Python pipe cp1252 string from PowerShell to a python (2.7) script


After a few days of dwelling over stackoverflow and python 2.7 doc, I have come to no conclusion about this.

Basically I'm running a python script on a windows server that must have as input a block of text. This block of text (unfortunately) has to be passed by a pipe. Something like:

PS > [something_that_outputs_text] | python .\my_script.py

So the problem is:

The server uses cp1252 encoding and I really cannot change it due to administrative regulations and whatnot. And when I pipe the text to my python script, when I read it, it comes already with ? whereas characters like \xe1 should be.

What I have done so far:

Tested with UTF-8. Yep, chcp 65001 and $OutputEncoding = [Console]::OutputEncoding "solve it", as in python gets the text perfectly and then I can decode it to unicode etc.
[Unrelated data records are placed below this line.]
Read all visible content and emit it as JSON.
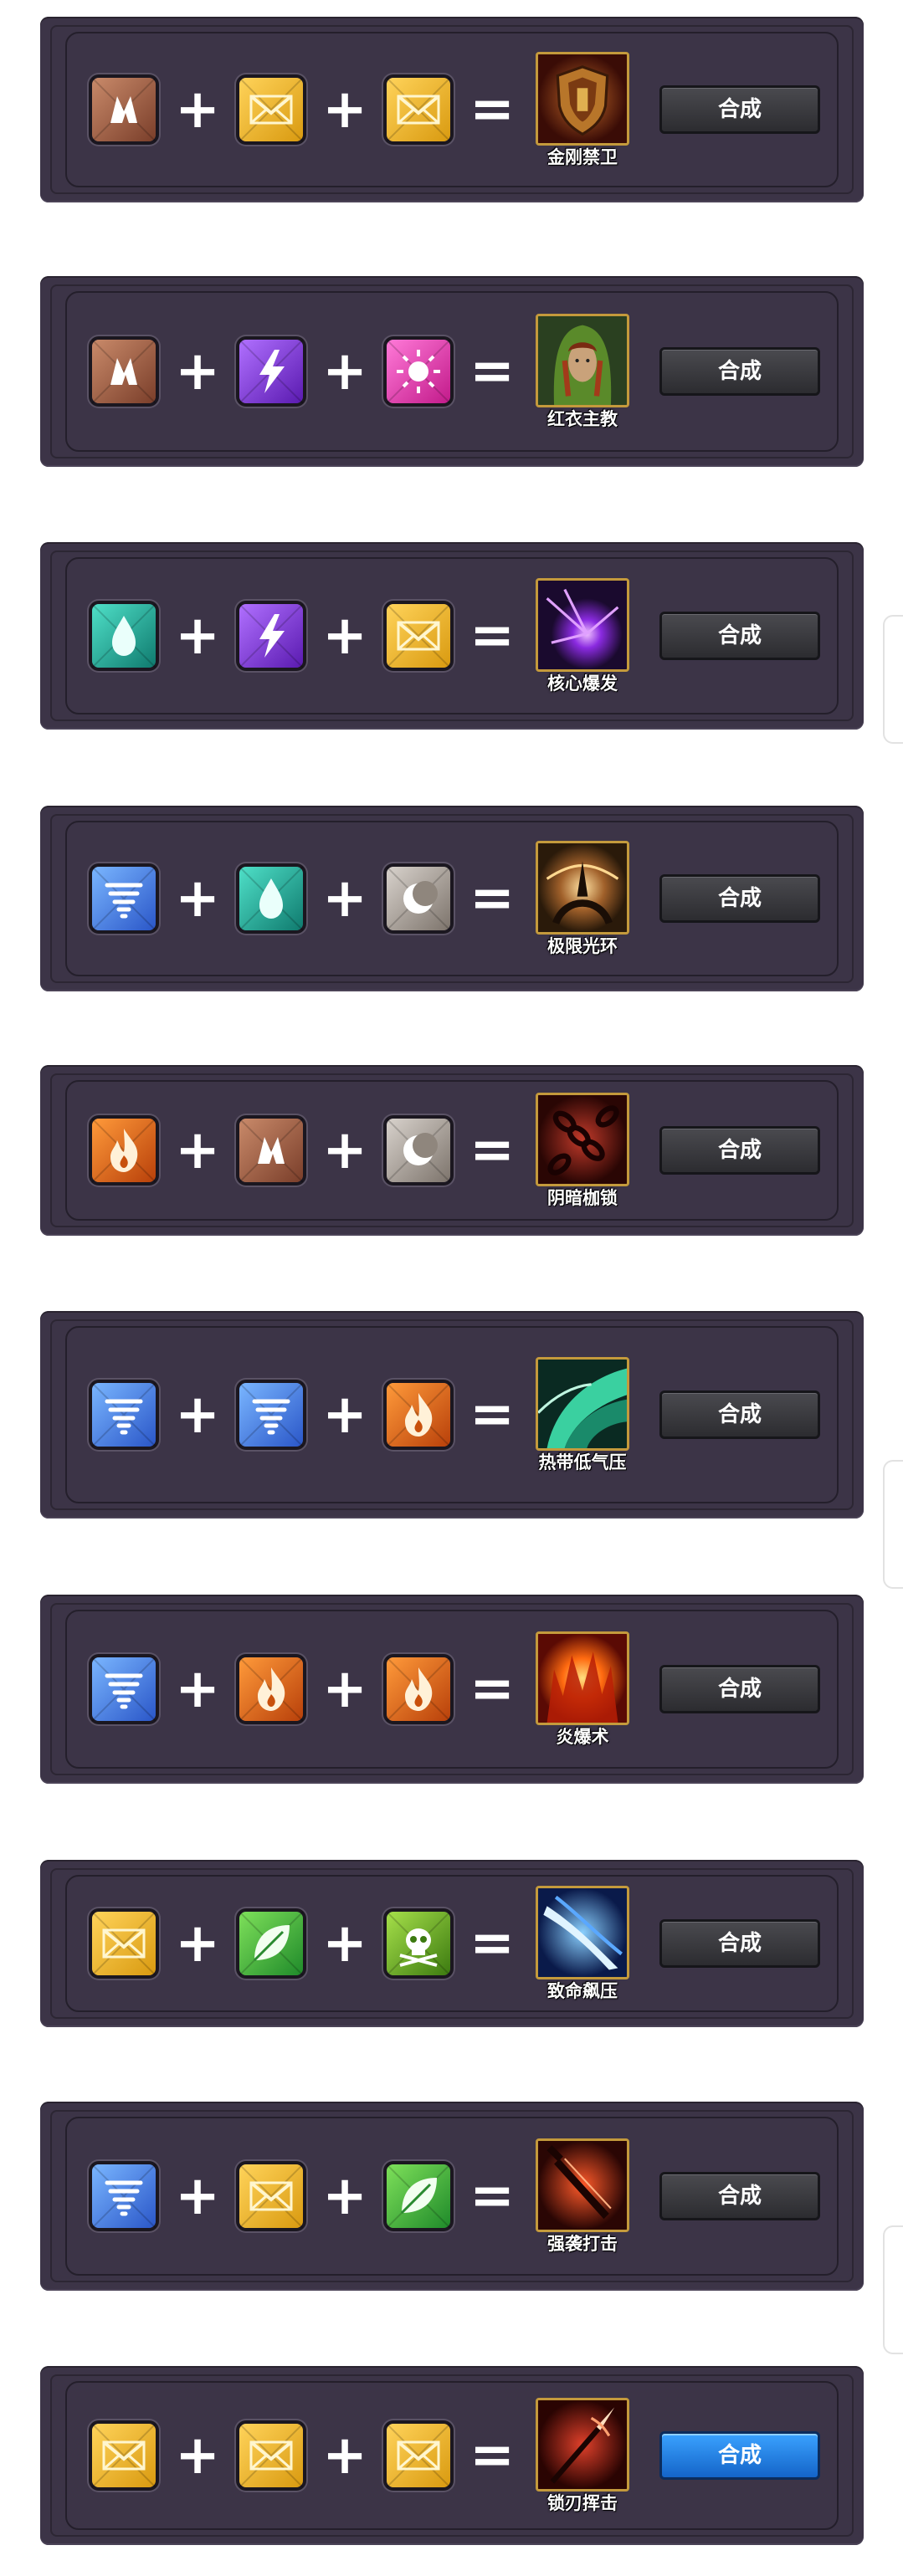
{
  "combine_label": "合成",
  "recipes": [
    {
      "ingredients": [
        "brown-chevron",
        "gold-envelope",
        "gold-envelope"
      ],
      "result": {
        "name": "金刚禁卫",
        "icon": "shield-icon"
      }
    },
    {
      "ingredients": [
        "brown-chevron",
        "purple-lightning",
        "pink-sun"
      ],
      "result": {
        "name": "红衣主教",
        "icon": "hooded-figure-icon"
      }
    },
    {
      "ingredients": [
        "teal-drop",
        "purple-lightning",
        "gold-envelope"
      ],
      "result": {
        "name": "核心爆发",
        "icon": "purple-burst-icon"
      }
    },
    {
      "ingredients": [
        "blue-tornado",
        "teal-drop",
        "gray-crescent"
      ],
      "result": {
        "name": "极限光环",
        "icon": "golden-ring-icon"
      }
    },
    {
      "ingredients": [
        "orange-flame",
        "brown-chevron",
        "gray-crescent"
      ],
      "result": {
        "name": "阴暗枷锁",
        "icon": "chains-icon"
      }
    },
    {
      "ingredients": [
        "blue-tornado",
        "blue-tornado",
        "orange-flame"
      ],
      "result": {
        "name": "热带低气压",
        "icon": "green-wind-icon"
      }
    },
    {
      "ingredients": [
        "blue-tornado",
        "orange-flame",
        "orange-flame"
      ],
      "result": {
        "name": "炎爆术",
        "icon": "fire-burst-icon"
      }
    },
    {
      "ingredients": [
        "gold-envelope",
        "green-leaf",
        "green-skull"
      ],
      "result": {
        "name": "致命飙压",
        "icon": "blue-slash-icon"
      }
    },
    {
      "ingredients": [
        "blue-tornado",
        "gold-envelope",
        "green-leaf"
      ],
      "result": {
        "name": "强袭打击",
        "icon": "red-sword-icon"
      }
    },
    {
      "ingredients": [
        "gold-envelope",
        "gold-envelope",
        "gold-envelope"
      ],
      "result": {
        "name": "锁刃挥击",
        "icon": "red-spear-icon"
      }
    }
  ],
  "active_button_index": 9,
  "colors": {
    "panel": "#3c3447",
    "button_default": "#3a3a3f",
    "button_active": "#1f7ae0",
    "result_border": "#c49a3c"
  }
}
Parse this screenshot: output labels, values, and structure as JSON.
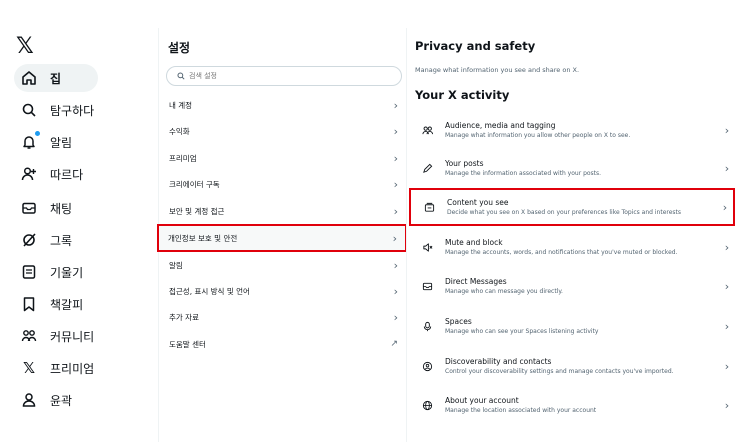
{
  "nav": {
    "logo": "𝕏",
    "items": [
      {
        "label": "집",
        "icon": "home-icon"
      },
      {
        "label": "탐구하다",
        "icon": "search-icon"
      },
      {
        "label": "알림",
        "icon": "bell-icon"
      },
      {
        "label": "따르다",
        "icon": "follow-icon"
      },
      {
        "label": "채팅",
        "icon": "mail-icon"
      },
      {
        "label": "그록",
        "icon": "grok-icon"
      },
      {
        "label": "기울기",
        "icon": "list-icon"
      },
      {
        "label": "책갈피",
        "icon": "bookmark-icon"
      },
      {
        "label": "커뮤니티",
        "icon": "communities-icon"
      },
      {
        "label": "프리미엄",
        "icon": "x-icon"
      },
      {
        "label": "윤곽",
        "icon": "profile-icon"
      }
    ]
  },
  "settings": {
    "title": "설정",
    "search_placeholder": "검색 설정",
    "items": [
      {
        "label": "내 계정",
        "trail": "›"
      },
      {
        "label": "수익화",
        "trail": "›"
      },
      {
        "label": "프리미엄",
        "trail": "›"
      },
      {
        "label": "크리에이터 구독",
        "trail": "›"
      },
      {
        "label": "보안 및 계정 접근",
        "trail": "›"
      },
      {
        "label": "개인정보 보호 및 안전",
        "trail": "›"
      },
      {
        "label": "알림",
        "trail": "›"
      },
      {
        "label": "접근성, 표시 방식 및 언어",
        "trail": "›"
      },
      {
        "label": "추가 자료",
        "trail": "›"
      },
      {
        "label": "도움말 센터",
        "trail": "↗"
      }
    ]
  },
  "detail": {
    "title": "Privacy and safety",
    "subtitle": "Manage what information you see and share on X.",
    "section_title": "Your X activity",
    "rows": [
      {
        "title": "Audience, media and tagging",
        "desc": "Manage what information you allow other people on X to see.",
        "icon": "people-icon"
      },
      {
        "title": "Your posts",
        "desc": "Manage the information associated with your posts.",
        "icon": "pen-icon"
      },
      {
        "title": "Content you see",
        "desc": "Decide what you see on X based on your preferences like Topics and interests",
        "icon": "content-icon"
      },
      {
        "title": "Mute and block",
        "desc": "Manage the accounts, words, and notifications that you've muted or blocked.",
        "icon": "mute-icon"
      },
      {
        "title": "Direct Messages",
        "desc": "Manage who can message you directly.",
        "icon": "mail-icon"
      },
      {
        "title": "Spaces",
        "desc": "Manage who can see your Spaces listening activity",
        "icon": "spaces-icon"
      },
      {
        "title": "Discoverability and contacts",
        "desc": "Control your discoverability settings and manage contacts you've imported.",
        "icon": "discover-icon"
      },
      {
        "title": "About your account",
        "desc": "Manage the location associated with your account",
        "icon": "globe-icon"
      }
    ],
    "chevron": "›"
  },
  "colors": {
    "accent": "#1d9bf0",
    "highlight": "#e0000b",
    "muted": "#536471"
  }
}
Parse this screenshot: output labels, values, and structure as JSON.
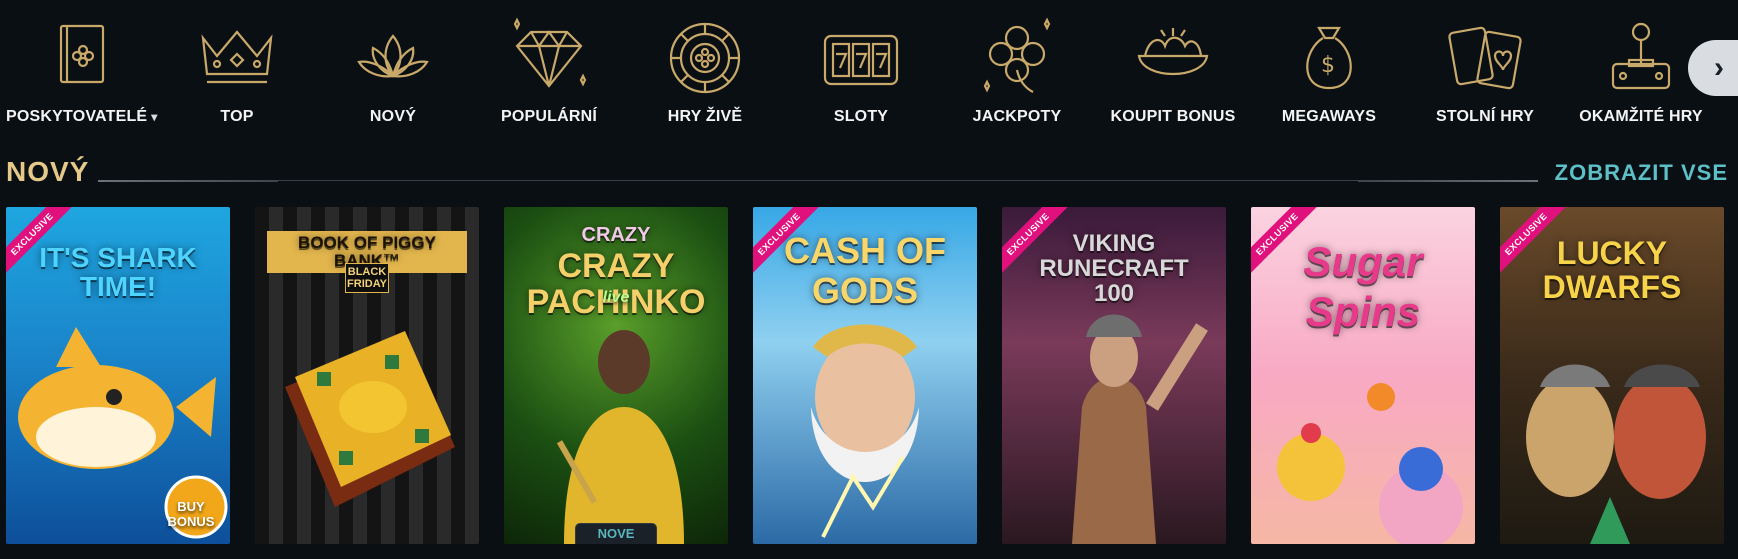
{
  "categories": [
    {
      "label": "POSKYTOVATELÉ",
      "icon": "book-clover-icon",
      "has_dropdown": true
    },
    {
      "label": "TOP",
      "icon": "crown-icon"
    },
    {
      "label": "NOVÝ",
      "icon": "lotus-icon"
    },
    {
      "label": "POPULÁRNÍ",
      "icon": "diamond-icon"
    },
    {
      "label": "HRY ŽIVĚ",
      "icon": "roulette-chip-icon"
    },
    {
      "label": "SLOTY",
      "icon": "slot-777-icon"
    },
    {
      "label": "JACKPOTY",
      "icon": "clover-icon"
    },
    {
      "label": "KOUPIT BONUS",
      "icon": "gold-ingot-icon"
    },
    {
      "label": "MEGAWAYS",
      "icon": "money-bag-icon"
    },
    {
      "label": "STOLNÍ HRY",
      "icon": "playing-cards-icon"
    },
    {
      "label": "OKAMŽITÉ HRY",
      "icon": "joystick-icon"
    }
  ],
  "chevron_glyph": "›",
  "dropdown_glyph": "▾",
  "section": {
    "title": "NOVÝ",
    "view_all": "ZOBRAZIT VSE"
  },
  "games": [
    {
      "title": "IT'S SHARK TIME!",
      "subtitle": "BUY BONUS",
      "ribbon": "EXCLUSIVE",
      "badge": ""
    },
    {
      "title": "BOOK OF PIGGY BANK™",
      "subtitle": "BLACK FRIDAY",
      "ribbon": "",
      "badge": ""
    },
    {
      "title": "CRAZY PACHINKO",
      "subtitle": "live",
      "ribbon": "",
      "badge": "NOVE"
    },
    {
      "title": "CASH OF GODS",
      "subtitle": "",
      "ribbon": "EXCLUSIVE",
      "badge": ""
    },
    {
      "title": "VIKING RUNECRAFT 100",
      "subtitle": "",
      "ribbon": "EXCLUSIVE",
      "badge": ""
    },
    {
      "title": "Sugar Spins",
      "subtitle": "",
      "ribbon": "EXCLUSIVE",
      "badge": ""
    },
    {
      "title": "LUCKY DWARFS",
      "subtitle": "",
      "ribbon": "EXCLUSIVE",
      "badge": ""
    }
  ],
  "colors": {
    "background": "#0a0f14",
    "gold_icon": "#c9a96a",
    "section_title": "#e4c989",
    "link": "#5dbfc7",
    "ribbon": "#e0117d"
  }
}
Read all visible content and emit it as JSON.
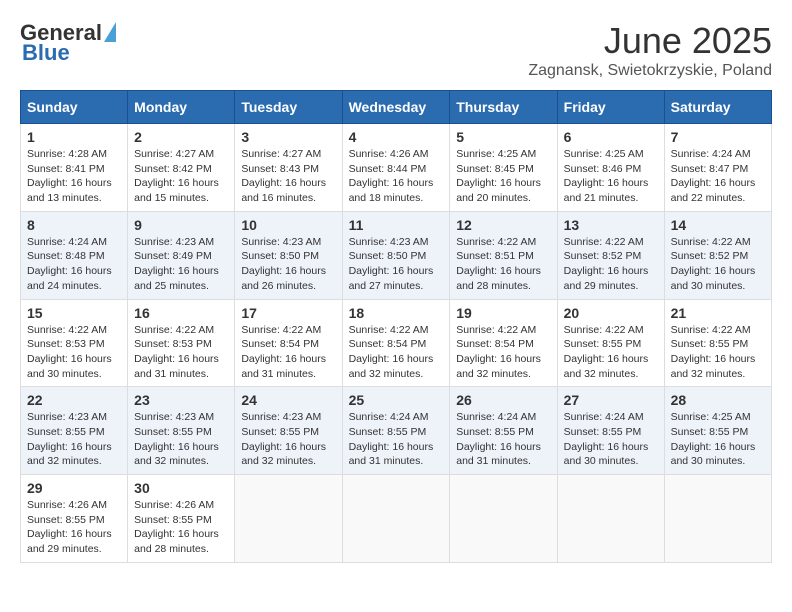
{
  "header": {
    "logo_general": "General",
    "logo_blue": "Blue",
    "title": "June 2025",
    "subtitle": "Zagnansk, Swietokrzyskie, Poland"
  },
  "calendar": {
    "days_of_week": [
      "Sunday",
      "Monday",
      "Tuesday",
      "Wednesday",
      "Thursday",
      "Friday",
      "Saturday"
    ],
    "weeks": [
      [
        null,
        {
          "day": "2",
          "sunrise": "4:27 AM",
          "sunset": "8:42 PM",
          "daylight": "16 hours and 15 minutes."
        },
        {
          "day": "3",
          "sunrise": "4:27 AM",
          "sunset": "8:43 PM",
          "daylight": "16 hours and 16 minutes."
        },
        {
          "day": "4",
          "sunrise": "4:26 AM",
          "sunset": "8:44 PM",
          "daylight": "16 hours and 18 minutes."
        },
        {
          "day": "5",
          "sunrise": "4:25 AM",
          "sunset": "8:45 PM",
          "daylight": "16 hours and 20 minutes."
        },
        {
          "day": "6",
          "sunrise": "4:25 AM",
          "sunset": "8:46 PM",
          "daylight": "16 hours and 21 minutes."
        },
        {
          "day": "7",
          "sunrise": "4:24 AM",
          "sunset": "8:47 PM",
          "daylight": "16 hours and 22 minutes."
        }
      ],
      [
        {
          "day": "1",
          "sunrise": "4:28 AM",
          "sunset": "8:41 PM",
          "daylight": "16 hours and 13 minutes."
        },
        {
          "day": "9",
          "sunrise": "4:23 AM",
          "sunset": "8:49 PM",
          "daylight": "16 hours and 25 minutes."
        },
        {
          "day": "10",
          "sunrise": "4:23 AM",
          "sunset": "8:50 PM",
          "daylight": "16 hours and 26 minutes."
        },
        {
          "day": "11",
          "sunrise": "4:23 AM",
          "sunset": "8:50 PM",
          "daylight": "16 hours and 27 minutes."
        },
        {
          "day": "12",
          "sunrise": "4:22 AM",
          "sunset": "8:51 PM",
          "daylight": "16 hours and 28 minutes."
        },
        {
          "day": "13",
          "sunrise": "4:22 AM",
          "sunset": "8:52 PM",
          "daylight": "16 hours and 29 minutes."
        },
        {
          "day": "14",
          "sunrise": "4:22 AM",
          "sunset": "8:52 PM",
          "daylight": "16 hours and 30 minutes."
        }
      ],
      [
        {
          "day": "8",
          "sunrise": "4:24 AM",
          "sunset": "8:48 PM",
          "daylight": "16 hours and 24 minutes."
        },
        {
          "day": "16",
          "sunrise": "4:22 AM",
          "sunset": "8:53 PM",
          "daylight": "16 hours and 31 minutes."
        },
        {
          "day": "17",
          "sunrise": "4:22 AM",
          "sunset": "8:54 PM",
          "daylight": "16 hours and 31 minutes."
        },
        {
          "day": "18",
          "sunrise": "4:22 AM",
          "sunset": "8:54 PM",
          "daylight": "16 hours and 32 minutes."
        },
        {
          "day": "19",
          "sunrise": "4:22 AM",
          "sunset": "8:54 PM",
          "daylight": "16 hours and 32 minutes."
        },
        {
          "day": "20",
          "sunrise": "4:22 AM",
          "sunset": "8:55 PM",
          "daylight": "16 hours and 32 minutes."
        },
        {
          "day": "21",
          "sunrise": "4:22 AM",
          "sunset": "8:55 PM",
          "daylight": "16 hours and 32 minutes."
        }
      ],
      [
        {
          "day": "15",
          "sunrise": "4:22 AM",
          "sunset": "8:53 PM",
          "daylight": "16 hours and 30 minutes."
        },
        {
          "day": "23",
          "sunrise": "4:23 AM",
          "sunset": "8:55 PM",
          "daylight": "16 hours and 32 minutes."
        },
        {
          "day": "24",
          "sunrise": "4:23 AM",
          "sunset": "8:55 PM",
          "daylight": "16 hours and 32 minutes."
        },
        {
          "day": "25",
          "sunrise": "4:24 AM",
          "sunset": "8:55 PM",
          "daylight": "16 hours and 31 minutes."
        },
        {
          "day": "26",
          "sunrise": "4:24 AM",
          "sunset": "8:55 PM",
          "daylight": "16 hours and 31 minutes."
        },
        {
          "day": "27",
          "sunrise": "4:24 AM",
          "sunset": "8:55 PM",
          "daylight": "16 hours and 30 minutes."
        },
        {
          "day": "28",
          "sunrise": "4:25 AM",
          "sunset": "8:55 PM",
          "daylight": "16 hours and 30 minutes."
        }
      ],
      [
        {
          "day": "22",
          "sunrise": "4:23 AM",
          "sunset": "8:55 PM",
          "daylight": "16 hours and 32 minutes."
        },
        {
          "day": "30",
          "sunrise": "4:26 AM",
          "sunset": "8:55 PM",
          "daylight": "16 hours and 28 minutes."
        },
        null,
        null,
        null,
        null,
        null
      ],
      [
        {
          "day": "29",
          "sunrise": "4:26 AM",
          "sunset": "8:55 PM",
          "daylight": "16 hours and 29 minutes."
        },
        null,
        null,
        null,
        null,
        null,
        null
      ]
    ]
  }
}
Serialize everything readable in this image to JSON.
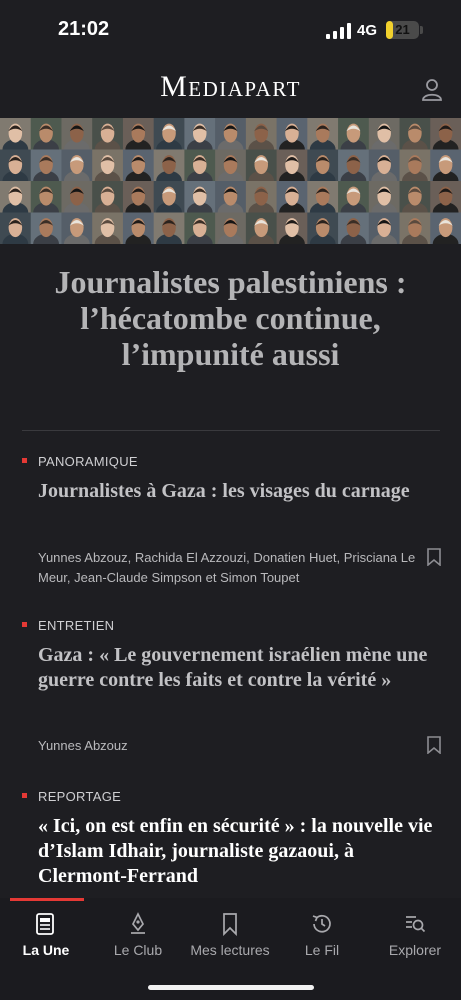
{
  "status_bar": {
    "time": "21:02",
    "network": "4G",
    "battery": "21",
    "battery_level": 0.21
  },
  "header": {
    "logo": "Mediapart"
  },
  "headline": "Journalistes palestiniens : l’hécatombe continue, l’impunité aussi",
  "articles": [
    {
      "kicker": "PANORAMIQUE",
      "title": "Journalistes à Gaza : les visages du carnage",
      "authors": "Yunnes Abzouz, Rachida El Azzouzi, Donatien Huet, Prisciana Le Meur, Jean-Claude Simpson et Simon Toupet"
    },
    {
      "kicker": "ENTRETIEN",
      "title": "Gaza : « Le gouvernement israélien mène une guerre contre les faits et contre la vérité »",
      "authors": "Yunnes Abzouz"
    },
    {
      "kicker": "REPORTAGE",
      "title": "« Ici, on est enfin en sécurité » : la nouvelle vie d’Islam Idhair, journaliste gazaoui, à Clermont-Ferrand",
      "authors": ""
    }
  ],
  "tabs": [
    {
      "label": "La Une",
      "icon": "newspaper-icon",
      "active": true
    },
    {
      "label": "Le Club",
      "icon": "pen-nib-icon",
      "active": false
    },
    {
      "label": "Mes lectures",
      "icon": "bookmark-icon",
      "active": false
    },
    {
      "label": "Le Fil",
      "icon": "clock-history-icon",
      "active": false
    },
    {
      "label": "Explorer",
      "icon": "search-list-icon",
      "active": false
    }
  ]
}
But apparently they don't let me do it on the server /sadface.

A little script to test what the hell is happening:

import codecs
import sys

def main(argv=None):
    if argv is None:
        argv = sys.argv
        if len(argv)>1:
            for arg in argv[1:]:
                print arg.decode('cp1252')

    sys.stdin = codecs.getreader('cp1252')(sys.stdin)
    text = sys.stdin.read().strip()
    print text
    return 0

if __name__=="__main__":
    sys.exit(main())

Tried it with both the codecs wrapping and without it.

My input & output:

PS > echo "Blá" | python .\testinput.py blé
blé
Bl?

--> So there's no problem with the argument (blé) but the piped text (Blá) is no good :(

I even converted the text string to hex and, yes, it gets flooded with 3f (AKA mr ?), so it's not a problem with the print.

[Also: it's my first question here... feel free to ask any more info about what I did]

EDIT

I don't know if this is relevant or not, but when I do sys.stdin.encoding it yields None

Update: So... I have no problems with cmd. Checked sys.stdin.encoding while running the program on cmd and everything went fine. I think my head just exploded.


Solution

  • How about saving the data into a file and piping it to Python on a CMD session? Invoke Powershell and Python on CMD. Like so,

    c:\>powershell -command "c:\genrateDataForPython.ps1 -output c:\data.txt"
    c:\>type c:\data.txt | python .\myscript.py
    

    Edit

    Another an idea: convert the data into base64 format in Powershell and decode it in Python. Base64 is simple in Powershell, I guess in Python it isn't hard either. Like so,

    # Convert some accent chars to base64
    $s  = [Text.Encoding]::UTF8.GetBytes("éêèë")
    [System.Convert]::ToBase64String($s)
    # Output:
    w6nDqsOow6s=
    
    # Decode:
    $d  = [System.Convert]::FromBase64String("w6nDqsOow6s=")
    [Text.Encoding]::UTF8.GetString($d)
    # Output
    éêèë